Es riesgoso que los cambios se exijan sin un adecuado y profundo análisis de lo que requiere el país. Las agitaciones sociales descontroladas pueden llevar a propuestas de reformas peligrosas, que después solo causen una crisis institucional aguda. Lo hemos visto en otros países latinoamericanos y es algo que debemos evitar en Guatemala. Las reformas son mucho más sanas cuando se basan en objetivos claros y las propuestas se presentan luego del análisis, discusiones informadas y participativas. La estabilidad institucional es clave para un país como el nuestro.

Con eso no digo que nos quedemos callados o desaprovechemos esta alza ciudadana. Por el contrario, ahora es cuando debemos promover reformas realmente estructurales. Para mí, una reforma indispensable es la Ley Electoral y de Partidos Políticos. Debemos ser constantes en exigir comportamientos virtuosos de nuestros representantes y esto lo lograremos de mejor manera cuando nosotros, como representados, estemos mejor informados de quiénes son ellos. La crítica directa por parte de los ciudadanos será efectiva si conocemos quién nos representa y así podemos supervisar su accionar.

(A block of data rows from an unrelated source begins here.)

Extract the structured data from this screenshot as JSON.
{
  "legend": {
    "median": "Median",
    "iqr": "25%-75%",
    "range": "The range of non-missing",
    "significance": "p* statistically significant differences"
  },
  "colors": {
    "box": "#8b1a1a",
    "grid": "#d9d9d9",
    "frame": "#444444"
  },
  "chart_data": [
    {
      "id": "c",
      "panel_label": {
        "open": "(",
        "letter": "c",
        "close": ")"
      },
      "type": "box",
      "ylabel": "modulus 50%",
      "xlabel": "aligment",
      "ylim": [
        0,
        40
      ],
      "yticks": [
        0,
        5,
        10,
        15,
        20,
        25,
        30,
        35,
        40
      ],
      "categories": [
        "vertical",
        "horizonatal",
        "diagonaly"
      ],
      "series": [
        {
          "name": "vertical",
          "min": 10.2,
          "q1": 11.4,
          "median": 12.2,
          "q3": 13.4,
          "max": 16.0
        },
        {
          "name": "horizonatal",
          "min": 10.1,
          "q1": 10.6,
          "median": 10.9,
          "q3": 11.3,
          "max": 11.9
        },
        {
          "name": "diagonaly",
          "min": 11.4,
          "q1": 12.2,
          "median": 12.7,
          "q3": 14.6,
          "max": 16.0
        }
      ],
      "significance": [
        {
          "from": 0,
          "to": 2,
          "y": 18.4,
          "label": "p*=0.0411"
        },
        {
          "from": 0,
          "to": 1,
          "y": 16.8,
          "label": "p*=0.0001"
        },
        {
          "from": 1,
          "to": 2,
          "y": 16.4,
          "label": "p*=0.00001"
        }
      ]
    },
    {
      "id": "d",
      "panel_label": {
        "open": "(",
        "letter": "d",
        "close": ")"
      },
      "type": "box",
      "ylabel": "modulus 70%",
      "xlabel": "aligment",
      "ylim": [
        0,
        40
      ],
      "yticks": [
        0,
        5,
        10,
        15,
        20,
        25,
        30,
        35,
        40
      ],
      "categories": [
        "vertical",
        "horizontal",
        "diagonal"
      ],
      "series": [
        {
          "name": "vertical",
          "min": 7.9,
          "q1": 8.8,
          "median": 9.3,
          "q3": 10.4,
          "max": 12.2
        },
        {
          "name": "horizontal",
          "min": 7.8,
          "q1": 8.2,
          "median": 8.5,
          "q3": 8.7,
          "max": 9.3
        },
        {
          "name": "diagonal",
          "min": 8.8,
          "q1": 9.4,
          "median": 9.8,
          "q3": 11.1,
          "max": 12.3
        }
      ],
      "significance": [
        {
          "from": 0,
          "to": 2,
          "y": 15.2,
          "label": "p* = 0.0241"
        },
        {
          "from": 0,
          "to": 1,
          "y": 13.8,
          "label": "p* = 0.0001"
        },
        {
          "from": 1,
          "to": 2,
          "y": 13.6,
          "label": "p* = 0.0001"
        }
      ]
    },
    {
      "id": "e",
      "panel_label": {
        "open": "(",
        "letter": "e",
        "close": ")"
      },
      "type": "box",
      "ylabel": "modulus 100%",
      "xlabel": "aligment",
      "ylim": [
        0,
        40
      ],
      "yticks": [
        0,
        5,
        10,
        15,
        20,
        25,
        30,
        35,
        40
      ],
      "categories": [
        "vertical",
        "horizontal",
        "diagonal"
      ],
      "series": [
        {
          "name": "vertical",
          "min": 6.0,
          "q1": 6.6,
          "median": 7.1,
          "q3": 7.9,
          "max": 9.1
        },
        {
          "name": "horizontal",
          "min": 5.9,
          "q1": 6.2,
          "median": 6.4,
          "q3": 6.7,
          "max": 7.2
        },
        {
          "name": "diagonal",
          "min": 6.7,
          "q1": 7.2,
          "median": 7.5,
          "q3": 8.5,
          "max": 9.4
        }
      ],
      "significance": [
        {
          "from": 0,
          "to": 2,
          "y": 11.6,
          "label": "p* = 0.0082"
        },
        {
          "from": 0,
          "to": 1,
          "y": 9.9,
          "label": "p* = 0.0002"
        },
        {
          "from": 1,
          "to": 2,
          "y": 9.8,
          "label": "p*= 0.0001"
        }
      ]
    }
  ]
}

Es necesario tener un sistema electoral que sea capaz de reducir las brechas entre representantes y representados, que permita una mayor participación y brinde espacios para que guatemaltecos con visión de cambios positivos, con propuestas de mejora y con intereses legítimos de país (no intereses de enriquecimiento particular) participen en política.

Me agrada ver que muchas caras jóvenes son las que manifiestan su inconformidad, que reclaman el descaro del comportamiento de ciertos funcionarios públicos y que piden cambios. A esos jóvenes los felicito y los exhorto a seguir con ese ánimo, porque solo siendo perseverantes en lo que buscamos lograremos pasar de la protesta a la propuesta, y por supuesto, a la acción. Ya no debemos permitir que los partidos políticos solamente sean vehículos electorales que responden a grupos e intereses particulares, porque estando a tres años de unas nuevas elecciones, tenemos el tiempo suficiente para informarnos por qué el sistema no ha funcionado en el pasado, cuáles debieran ser las propuestas de reforma que nos permitan subsanar sus debilidades y exigir que se aprueben. No se vale seguir pensando que “siempre ha sido así” o que “la política es sucia”. Todos tenemos una corresponsabilidad como guatemaltecos de alcanzar una “nueva normalidad”, término que se ha vuelto tan popular en los últimos meses. Que esa “nueva normalidad” sea un país que exija comportamientos virtuosos de sus funcionarios, que sea políticamente inclusivo y realmente representativo.